My weans have an easy facility in both English and Swedish thanks to the persistence of their maw.

I've been to their 'parents evenings' recently and the three of them are scoring well in languages, including German, Spanish and Latin. This doesn't surprise me.

Which part of Sutherland was your dad from? Not many speakers left there sadly. A similar story around the Highlands, so many dialects lost in very recent times. It's incredible to look at the map of where native speakers were recorded in the 1950's with people in places like Aberdeenshire, Cowal, Loch Lomondside and Perthshire.

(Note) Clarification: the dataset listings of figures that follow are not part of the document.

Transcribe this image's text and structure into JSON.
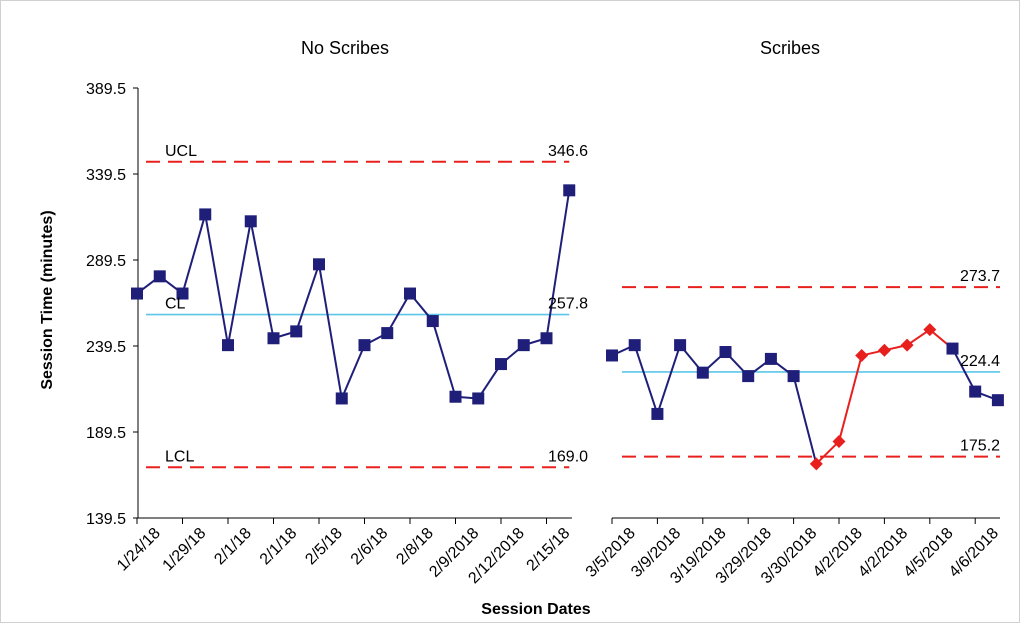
{
  "chart_data": {
    "type": "line",
    "ylabel": "Session Time (minutes)",
    "xlabel": "Session Dates",
    "ylim": [
      139.5,
      389.5
    ],
    "yticks": [
      "389.5",
      "339.5",
      "289.5",
      "239.5",
      "189.5",
      "139.5"
    ],
    "panels": [
      {
        "title": "No Scribes",
        "tick_labels": [
          "1/24/18",
          "1/29/18",
          "2/1/18",
          "2/1/18",
          "2/5/18",
          "2/6/18",
          "2/8/18",
          "2/9/2018",
          "2/12/2018",
          "2/15/18"
        ],
        "points": [
          270,
          280,
          270,
          316,
          240,
          312,
          244,
          248,
          287,
          209,
          240,
          247,
          270,
          254,
          210,
          209,
          229,
          240,
          244,
          330
        ],
        "highlight": [],
        "ucl": 346.6,
        "cl": 257.8,
        "lcl": 169.0,
        "ucl_label": "346.6",
        "cl_label": "257.8",
        "lcl_label": "169.0",
        "ref_names": {
          "ucl": "UCL",
          "cl": "CL",
          "lcl": "LCL"
        }
      },
      {
        "title": "Scribes",
        "tick_labels": [
          "3/5/2018",
          "3/9/2018",
          "3/19/2018",
          "3/29/2018",
          "3/30/2018",
          "4/2/2018",
          "4/2/2018",
          "4/5/2018",
          "4/6/2018"
        ],
        "points": [
          234,
          240,
          200,
          240,
          224,
          236,
          222,
          232,
          222,
          171,
          184,
          234,
          237,
          240,
          249,
          238,
          213,
          208
        ],
        "highlight": [
          9,
          10,
          11,
          12,
          13,
          14
        ],
        "ucl": 273.7,
        "cl": 224.4,
        "lcl": 175.2,
        "ucl_label": "273.7",
        "cl_label": "224.4",
        "lcl_label": "175.2",
        "ref_names": {
          "ucl": "",
          "cl": "",
          "lcl": ""
        }
      }
    ],
    "colors": {
      "series": "#1f1f7a",
      "highlight": "#e8201d",
      "center_line": "#5bc6e8",
      "control_limits": "#e8201d"
    }
  }
}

As for the OP I'd say listening in the car would give you something of a grounding even subconsciously and get you used to the sounds. Immersion courses are without doubt the best IMO, learners should get used to speaking before worrying about reading and writing and grammar. Otherwise it's likely you will be overly conscious of making mistakes and it will hold back your speech. I have met plenty people who became fluent speakers in a few months due to very good immersion courses. I have also met plenty who did reading and writing based courses who can write essays and read articles but really struggle to hold a conversation.

The more languages the better at an early age is definitely good too, studies regularly show that bilingual kids tend to do better all round than monoglots and find it easier to pick up more languages. If you can give your child another language then you should really try and do it. English is omnipresent anyway, my oldest daughter was fluent at a very young age despite never hearing it from her parents.